Feldenkirchen: Ein Problem war, dass Schulz im Laufe des Wahlkampfes immer mehr ins Schwimmen geriet und am Ende oft nicht mehr wusste, was richtig und was falsch ist. Es hatte etwas Tragisches: Er geriet immer stärker in einen Strudel der Verunsicherung. Verunsicherte machen mehr Fehler als Menschen, die an sich glauben. Dazu kommt, dass Schulz ungern Leute vor den Kopf stößt. Er hielt trotz Zweifel an Mitarbeitern und Beratern fest. Man kann sagen, dass ihm die nötige Härte oder Brutalität fehlte, um erfolgreicher zu sein. Das ist menschlich ehrenwert, wird aber in der Politik nicht belohnt.

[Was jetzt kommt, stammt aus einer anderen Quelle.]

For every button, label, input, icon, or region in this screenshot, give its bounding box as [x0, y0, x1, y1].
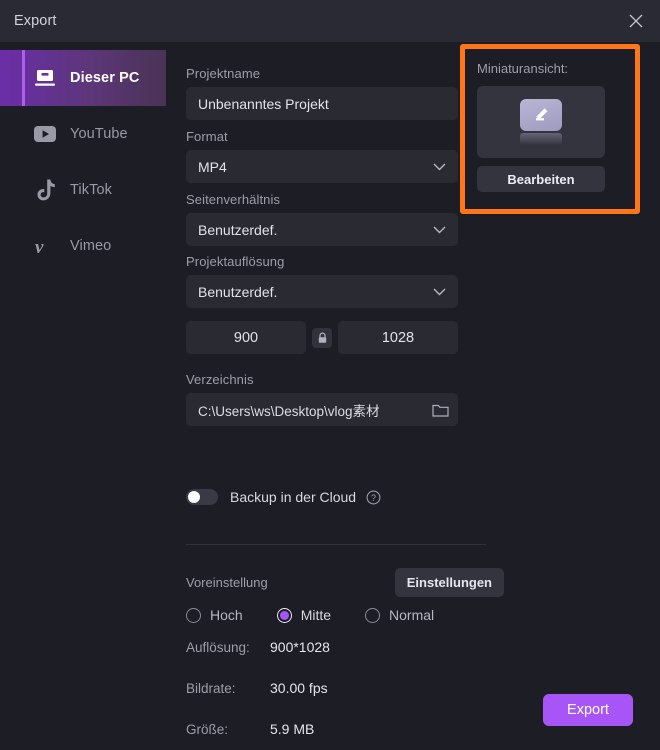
resolution-select[interactable]: Benutzerdef. [186, 275, 458, 308]
project-name-input[interactable]: Unbenanntes Projekt [186, 87, 458, 120]
sidebar-item-label: Vimeo [70, 238, 112, 254]
close-icon [629, 14, 643, 28]
thumbnail-preview[interactable] [477, 86, 605, 158]
close-button[interactable] [612, 0, 660, 42]
preset-radio-normal[interactable]: Normal [365, 607, 434, 623]
destination-sidebar: Dieser PC YouTube TikTok v Vimeo [0, 42, 166, 750]
preset-group: Voreinstellung Einstellungen Hoch Mitte … [186, 568, 504, 623]
folder-icon[interactable] [432, 402, 449, 417]
sidebar-item-tiktok[interactable]: TikTok [0, 162, 166, 218]
resolution-inputs-row: 900 1028 [186, 321, 458, 354]
info-row-framerate: Bildrate: 30.00 fps [186, 680, 328, 696]
aspect-ratio-group: Seitenverhältnis Benutzerdef. [186, 192, 458, 246]
preset-label: Voreinstellung [186, 575, 268, 590]
info-key: Größe: [186, 721, 229, 737]
info-row-resolution: Auflösung: 900*1028 [186, 639, 330, 655]
toggle-knob [188, 491, 200, 503]
cloud-backup-toggle[interactable] [186, 489, 218, 505]
aspect-ratio-select[interactable]: Benutzerdef. [186, 213, 458, 246]
radio-indicator [186, 607, 201, 623]
preset-radio-hoch[interactable]: Hoch [186, 607, 243, 623]
directory-input[interactable]: C:\Users\ws\Desktop\vlog素材 [186, 393, 458, 426]
resolution-group: Projektauflösung Benutzerdef. 900 1028 [186, 254, 458, 354]
aspect-ratio-label: Seitenverhältnis [186, 192, 281, 207]
info-key: Bildrate: [186, 680, 236, 696]
chevron-down-icon [433, 283, 446, 301]
project-name-label: Projektname [186, 66, 261, 81]
resolution-value: Benutzerdef. [198, 283, 278, 300]
section-divider [186, 544, 486, 545]
aspect-ratio-value: Benutzerdef. [198, 221, 278, 238]
format-select[interactable]: MP4 [186, 150, 458, 183]
directory-label: Verzeichnis [186, 372, 254, 387]
info-value: 5.9 MB [270, 721, 315, 737]
format-group: Format MP4 [186, 129, 458, 183]
desktop-pc-icon [32, 65, 58, 91]
info-value: 900*1028 [270, 639, 330, 655]
project-name-value: Unbenanntes Projekt [198, 95, 329, 112]
svg-text:v: v [35, 237, 44, 257]
resolution-label: Projektauflösung [186, 254, 285, 269]
preset-radio-label: Mitte [300, 607, 332, 623]
preset-radio-mitte[interactable]: Mitte [276, 607, 332, 623]
thumbnail-reflection [520, 133, 562, 145]
edit-thumbnail-button[interactable]: Bearbeiten [477, 166, 605, 192]
vimeo-icon: v [32, 233, 58, 259]
radio-indicator [276, 607, 292, 623]
preset-radio-label: Hoch [210, 607, 243, 623]
dialog-body: Dieser PC YouTube TikTok v Vimeo Projekt… [0, 42, 660, 750]
cloud-backup-label: Backup in der Cloud [230, 489, 357, 505]
youtube-icon [32, 121, 58, 147]
svg-text:?: ? [371, 493, 376, 503]
pencil-edit-icon [520, 99, 562, 131]
sidebar-item-label: TikTok [70, 182, 112, 198]
resolution-height-input[interactable]: 1028 [338, 321, 458, 354]
directory-value: C:\Users\ws\Desktop\vlog素材 [198, 403, 380, 419]
radio-indicator [365, 607, 381, 623]
question-circle-icon[interactable]: ? [366, 490, 381, 505]
sidebar-item-youtube[interactable]: YouTube [0, 106, 166, 162]
sidebar-item-label: Dieser PC [70, 70, 140, 86]
window-titlebar: Export [0, 0, 660, 42]
format-value: MP4 [198, 158, 227, 175]
preset-radio-label: Normal [389, 607, 435, 623]
info-key: Auflösung: [186, 639, 250, 655]
sidebar-item-label: YouTube [70, 126, 128, 142]
lock-closed-icon[interactable] [312, 327, 332, 348]
info-row-size: Größe: 5.9 MB [186, 721, 314, 737]
cloud-backup-row: Backup in der Cloud ? [186, 489, 381, 505]
info-value: 30.00 fps [270, 680, 328, 696]
export-button[interactable]: Export [543, 694, 633, 726]
sidebar-item-dieser-pc[interactable]: Dieser PC [0, 50, 166, 106]
chevron-down-icon [433, 158, 446, 176]
window-title: Export [14, 13, 57, 29]
resolution-width-input[interactable]: 900 [186, 321, 306, 354]
directory-group: Verzeichnis C:\Users\ws\Desktop\vlog素材 [186, 372, 458, 426]
thumbnail-panel: Miniaturansicht: Bearbeiten [460, 44, 640, 214]
chevron-down-icon [433, 221, 446, 239]
thumbnail-title: Miniaturansicht: [477, 61, 569, 76]
sidebar-item-vimeo[interactable]: v Vimeo [0, 218, 166, 274]
project-name-group: Projektname Unbenanntes Projekt [186, 66, 458, 120]
tiktok-icon [32, 177, 58, 203]
preset-radio-group: Hoch Mitte Normal [186, 607, 486, 623]
settings-button[interactable]: Einstellungen [394, 568, 504, 597]
format-label: Format [186, 129, 228, 144]
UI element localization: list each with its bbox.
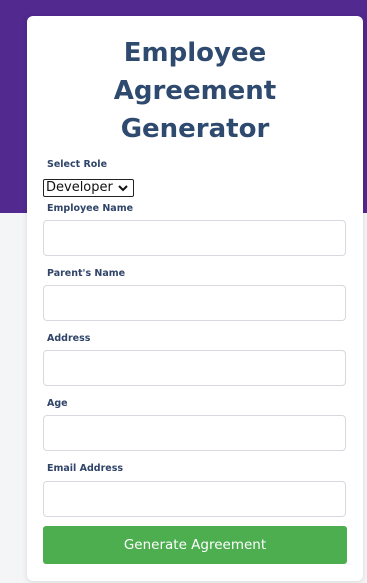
chevron-down-icon xyxy=(118,185,128,192)
parent-name-field[interactable] xyxy=(43,285,346,321)
parent-name-label: Parent's Name xyxy=(47,268,126,279)
age-field[interactable] xyxy=(43,415,346,451)
email-address-field[interactable] xyxy=(43,481,346,517)
agreement-form-card: Employee Agreement Generator Select Role… xyxy=(27,16,363,581)
role-select-value: Developer xyxy=(46,180,113,195)
title-line-1: Employee xyxy=(123,38,267,68)
title-line-3: Generator xyxy=(120,114,270,144)
address-field[interactable] xyxy=(43,350,346,386)
select-role-label: Select Role xyxy=(47,159,108,170)
page-title: Employee Agreement Generator xyxy=(27,34,363,148)
title-line-2: Agreement xyxy=(113,76,277,106)
email-address-label: Email Address xyxy=(47,463,124,474)
role-select[interactable]: Developer xyxy=(43,179,134,197)
employee-name-label: Employee Name xyxy=(47,203,134,214)
employee-name-field[interactable] xyxy=(43,220,346,256)
address-label: Address xyxy=(47,333,91,344)
generate-agreement-button[interactable]: Generate Agreement xyxy=(43,526,347,564)
age-label: Age xyxy=(47,398,68,409)
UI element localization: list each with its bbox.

Die SPD trägt den Leitbegriff der Solidarität vor sich her, aber man hat den Eindruck, dass es in der Partei besonders brutal und intrigant zugeht
Feldenkirchen: Es gibt kaum eine andere Partei, in der das Spitzenpersonal weniger solidarisch miteinander umgeht. Um gemeinsam erfolgreich zu sein, darf nicht jeder nur an den eigenen Vorteil denken. Diesen Eindruck erhielt man aber im Wahlkampf, gerade was die ehemaligen SPD-Größen betrifft: Gerhard Schröder torpedierte die Kampagne mit seinem Aufsichtsratsposten bei Rosneft, Peer Steinbrück ging mit Lästereien über die SPD auf Kabaretttour. Außenminister Sigmar Gabriel stahl Schulz mit Vorstößen zur Europapolitik die Schau. Das sind verstörende Rahmenbedingungen, die es jedem Kandidaten schwer machen, egal ob er Schulz, Meier oder Scholz heißt.
Warum wirken die jüngeren SPD-Wahlkämpfe heute weniger professionell?
Feldenkirchen: Wahlkämpfe sind eine Sonderdisziplin. Da geht es für die Parteien ums Ganze. Die Mitarbeiter der SPD-Zentrale im Willy-Brandt-Haus machen sicher eine gewissenhafte Arbeit in ihren Abteilungen und Referaten, aber sie sind keine Wahlkampf- und Kampagnenprofis. Deshalb hatte 1998 Franz Müntefering als damaliger SPD-Generalsekretär ein halbes Jahr vor der Wahl mit seiner „Kampa“ außerhalb der Parteizentrale bewusst eine eigene Struktur aufgebaut. Nach allem, was ich im Wahlkampf von Schulz beobachtet habe, kann ich sagen: Das war sehr klug von Müntefering.
Martin Schulz bezeichnet in Ihrem Buch das vergangene Jahr wörtlich als das „beschissenste“ seiner Karriere. Muss man sich Sorgen um ihn machen?
Feldenkirchen: Nach so einem dramatischen Absturz müsste man sich um viele Menschen Sorgen machen. Aber bei Martin Schulz glaube ich das weniger, weil er in seinem Leben schon ganz andere Tiefschläge verkraftet und sich am Boden liegend wieder aufgerappelt hat.